When you make the decision to lose weight, improve your fitness and ultimately your health, How do you enjoy your fitness journey? It's important to enjoy the journey and not just the destination. If you love the process of changing your health you are much more likely to reach your goal and continue beyond it.
I remember a conversation I had with a lady who came to me looking to improve her health. She was in her fifties when she first started working with me. Her husband had already been training with me for about a year. He was loving both the training and the results he was getting. So naturally he wanted his wife to be involved as well. When I met with her, this is what she said to me:
‘I’m not a gym person, I don’t enjoy training, I’d much rather be outside BUT I’ll do it because I know it’s good for me BUT I tell you now, I’m not going to like it!’
You can see why it stuck with me.
Forget the pay cheque.
It’s a strong belief of mine that unless you enjoy the process you won't stick at anything for long. The vision of the end result might spark you into action but its all the work you will need do to get there that will actually provide the result.
Do you know someone who does a job purely for the pay cheque they receive at the end of the month? Every time you see them they do nothing but moan about their job. They hate the process (the work) but love the result (the money). That’s not a good way to spend your very limited time on this planet. It's certainly not the way I choose to live.

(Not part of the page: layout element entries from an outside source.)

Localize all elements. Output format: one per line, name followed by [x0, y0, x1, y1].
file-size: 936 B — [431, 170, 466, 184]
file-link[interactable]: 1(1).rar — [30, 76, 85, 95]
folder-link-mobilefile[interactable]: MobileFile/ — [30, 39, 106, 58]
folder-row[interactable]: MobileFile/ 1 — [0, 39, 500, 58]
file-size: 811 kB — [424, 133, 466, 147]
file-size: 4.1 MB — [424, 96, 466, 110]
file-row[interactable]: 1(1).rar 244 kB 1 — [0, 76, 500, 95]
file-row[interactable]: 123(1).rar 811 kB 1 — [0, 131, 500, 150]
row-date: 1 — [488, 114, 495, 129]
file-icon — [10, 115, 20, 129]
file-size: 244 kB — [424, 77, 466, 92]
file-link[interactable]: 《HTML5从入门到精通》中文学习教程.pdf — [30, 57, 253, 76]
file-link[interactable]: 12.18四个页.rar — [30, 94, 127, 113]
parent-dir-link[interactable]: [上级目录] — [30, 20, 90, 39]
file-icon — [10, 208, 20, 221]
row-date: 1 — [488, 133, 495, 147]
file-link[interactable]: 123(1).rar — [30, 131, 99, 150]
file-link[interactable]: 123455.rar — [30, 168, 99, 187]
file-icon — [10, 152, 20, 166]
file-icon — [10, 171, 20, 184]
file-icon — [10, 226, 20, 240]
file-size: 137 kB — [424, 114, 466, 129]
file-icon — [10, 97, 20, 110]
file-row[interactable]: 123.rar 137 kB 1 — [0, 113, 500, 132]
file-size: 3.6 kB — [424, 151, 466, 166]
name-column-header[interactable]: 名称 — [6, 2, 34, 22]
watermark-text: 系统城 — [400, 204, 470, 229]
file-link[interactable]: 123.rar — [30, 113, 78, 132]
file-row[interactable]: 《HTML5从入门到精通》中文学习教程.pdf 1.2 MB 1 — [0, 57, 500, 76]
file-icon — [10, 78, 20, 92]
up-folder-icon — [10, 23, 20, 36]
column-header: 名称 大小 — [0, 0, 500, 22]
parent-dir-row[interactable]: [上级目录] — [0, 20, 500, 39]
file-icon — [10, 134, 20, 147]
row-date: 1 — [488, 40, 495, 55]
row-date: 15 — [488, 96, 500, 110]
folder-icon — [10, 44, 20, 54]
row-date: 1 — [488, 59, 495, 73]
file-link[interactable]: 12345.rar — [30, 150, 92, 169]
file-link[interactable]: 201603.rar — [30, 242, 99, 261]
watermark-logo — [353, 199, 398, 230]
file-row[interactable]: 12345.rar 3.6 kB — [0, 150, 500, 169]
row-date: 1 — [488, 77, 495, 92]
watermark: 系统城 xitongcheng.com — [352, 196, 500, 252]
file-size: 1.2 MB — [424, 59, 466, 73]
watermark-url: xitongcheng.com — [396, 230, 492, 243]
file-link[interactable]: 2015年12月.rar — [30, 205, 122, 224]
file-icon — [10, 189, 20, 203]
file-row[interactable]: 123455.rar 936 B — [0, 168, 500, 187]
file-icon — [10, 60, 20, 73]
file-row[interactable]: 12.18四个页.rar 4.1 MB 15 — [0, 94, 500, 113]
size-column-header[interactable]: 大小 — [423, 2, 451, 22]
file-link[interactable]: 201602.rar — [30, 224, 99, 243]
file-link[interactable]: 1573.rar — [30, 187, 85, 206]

I’m also a realist and understand that sometimes the result is so compelling, necessary and even required for survival. So you have to undertake a task, job or process that on the surface you don’t think you will (or could) enjoy. This opens up the real purpose of this article. How can you make training (or anything) more interesting so you enjoy the journey and not just the destination?
The challenge of imagination.
One of my favourite movies is called ‘Life is Beautiful’ made in 1997 by Roberto Benigni. In the story a Jewish-Italian waiter and his son are imprisoned together in a concentration camp. He tries to shield his young son from the horrors around them by pretending that everything going on is part of a big game. It’s powerful and emotional stuff but touchingly funny and uplifting at the same time. Imagination is one of the most powerful gifts and abilities that we possess.
This is a very dramatic example but you have to play games in your own mind. Turning up at the gym or studio 2, 3, 4, 5 or even 6 days a week and simply going through the motions will get stale very fast. You need to set yourself small challenges, targets and goals while training. I’m yet to meet someone who won’t raise their game a few notches when a suitable and timely challenge is introduced. It might be to run a little faster, a little further, lift a little more, complete a few more reps or any combination of the above.
Keep a record.
Another tip for enjoying the journey and becoming more motivated with the process is to log all of your training. Keep records of what you're doing within your workouts, the exercises you do, the number of reps and sets you complete. This is another way to assess your improvements and to help keep you on track. If you can see progress being made it can actually become addictive and spur you on further.
A little help from your friends.
The final method I want to talk about is to exercise with other people. Train with friends, train in a group, find a community with like minded people. If you make the process of training social you get many more benefits than just training alone. Even if you're at home you can be a part of a group on line which will help you to establish common goals. You then become accountable to those around you. It's easier to raise your game slightly when some friendly encouragement and competition is introduced. Also you will make friends which is great for our mental health and overall feelings of wellness and connection. You will also get the opportunity to help and inspire others within the group to rise up and reach their goals.
The results of consistent, purposeful training and healthy eating are undeniable and well documented. I know, from working with many people over the last 18 years that hard work and dedication pays off and makes lives better.
The challenge is sticking with your healthy lifestyle for the rest of your life. Not just letting it be a flash in the pan. Learning to enjoy the journey is vital to rising to that challenge.
Learn to love the journey and the results will come.